Member of the National Assembly
- In office 6 May 2009 – 6 May 2014

Personal details
- Born: 4 July 1969
- Died: 24 May 2021 (aged 51)
- Citizenship: South Africa
- Party: African National Congress

= Dumisile Nhlengethwa =

South African politician (1969–2021)

Dumisile Goodness Nhlengethwa (4 July 1969 – 24 May 2021) was a South African politician who served as Mpumalanga's Member of the Executive Council (MEC) for Public Works, Roads and Transport from May 2014 to August 2016. Prior to her time in the Mpumalanga Provincial Legislature, she represented the African National Congress (ANC) in the National Assembly from 2009 to 2014.

Nhlengethwa left the provincial legislature in August 2016 to serve as a local councillor in Msukaligwa Local Municipality, where she was elected Speaker. At the time of her death in 2021, she was serving as a councillor in the Gert Sibande District Municipality.

== Early life ==
Nhlengethwa was born on 4 July 1969.

== Career in government ==
In the 2009 general election, Nhlengethwa was elected to represent the ANC in the National Assembly, the lower house of the South African Parliament, where she served for a full legislative term and chaired the Portfolio Committee on Cooperative Governance and Traditional Affairs.

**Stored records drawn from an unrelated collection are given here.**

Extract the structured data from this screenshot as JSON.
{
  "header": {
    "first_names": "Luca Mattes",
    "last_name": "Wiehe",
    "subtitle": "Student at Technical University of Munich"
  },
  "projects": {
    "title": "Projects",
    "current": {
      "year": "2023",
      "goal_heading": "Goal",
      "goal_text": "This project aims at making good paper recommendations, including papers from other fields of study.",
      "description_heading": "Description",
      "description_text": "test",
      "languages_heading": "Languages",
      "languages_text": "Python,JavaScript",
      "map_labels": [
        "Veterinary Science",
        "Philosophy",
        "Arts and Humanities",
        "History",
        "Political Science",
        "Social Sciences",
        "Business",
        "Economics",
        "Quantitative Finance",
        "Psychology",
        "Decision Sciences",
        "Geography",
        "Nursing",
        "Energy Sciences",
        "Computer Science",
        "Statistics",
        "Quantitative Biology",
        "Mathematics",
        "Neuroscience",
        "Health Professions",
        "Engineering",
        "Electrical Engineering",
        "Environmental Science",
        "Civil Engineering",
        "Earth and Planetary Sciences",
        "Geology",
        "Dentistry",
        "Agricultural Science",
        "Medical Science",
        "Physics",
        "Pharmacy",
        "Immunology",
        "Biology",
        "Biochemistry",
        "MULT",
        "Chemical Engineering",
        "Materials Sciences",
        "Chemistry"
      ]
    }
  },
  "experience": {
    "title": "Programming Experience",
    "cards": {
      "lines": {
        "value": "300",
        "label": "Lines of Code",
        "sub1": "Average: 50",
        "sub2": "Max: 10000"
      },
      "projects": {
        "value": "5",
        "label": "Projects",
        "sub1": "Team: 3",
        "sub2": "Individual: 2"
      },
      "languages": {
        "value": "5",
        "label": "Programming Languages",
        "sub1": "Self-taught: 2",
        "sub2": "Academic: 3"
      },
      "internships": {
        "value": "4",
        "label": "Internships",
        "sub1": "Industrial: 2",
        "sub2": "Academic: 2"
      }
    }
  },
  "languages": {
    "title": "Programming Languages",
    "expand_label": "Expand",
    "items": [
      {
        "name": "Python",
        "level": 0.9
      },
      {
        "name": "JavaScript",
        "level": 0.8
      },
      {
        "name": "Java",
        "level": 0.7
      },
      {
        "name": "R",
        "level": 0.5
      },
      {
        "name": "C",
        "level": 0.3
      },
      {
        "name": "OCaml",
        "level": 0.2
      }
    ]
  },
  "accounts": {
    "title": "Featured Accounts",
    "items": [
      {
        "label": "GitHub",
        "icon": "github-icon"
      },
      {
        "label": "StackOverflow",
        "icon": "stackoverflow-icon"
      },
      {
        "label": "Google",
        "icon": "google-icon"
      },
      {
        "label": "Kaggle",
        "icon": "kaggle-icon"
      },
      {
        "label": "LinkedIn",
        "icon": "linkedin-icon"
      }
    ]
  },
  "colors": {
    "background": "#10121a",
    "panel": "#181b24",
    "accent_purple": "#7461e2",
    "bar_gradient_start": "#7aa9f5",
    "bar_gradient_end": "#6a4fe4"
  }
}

In the next general election in 2014, she was ranked 22nd on the ANC's provincial party list and was elected to a seat in the Mpumalanga Provincial Legislature. After the election, Mpumalanga Premier David Mabuza appointed her to the Mpumalanga Executive Council as a Member of the Executive Council (MEC) for Public Works, Roads and Transport.' She served in that position for less than three years: she stood as a candidate in the August 2016 local elections, pursuant to which she was elected Speaker of the Msukaligwa Local Municipality. She vacated her seat in the provincial legislature in order to take up the post, which the ANC denied was a demotion; her former portfolio in the Executive Council was taken up by Sasekani Manzini.

After a period as Msukaligwa Speaker, Nhlengethwa became a councillor in the Gert Sibande District Municipality, where she served as a Member of the Mayoral Committee at the time of her death in 2021.

== Death ==
Nhlengethwa died on 24 May 2021, aged 51.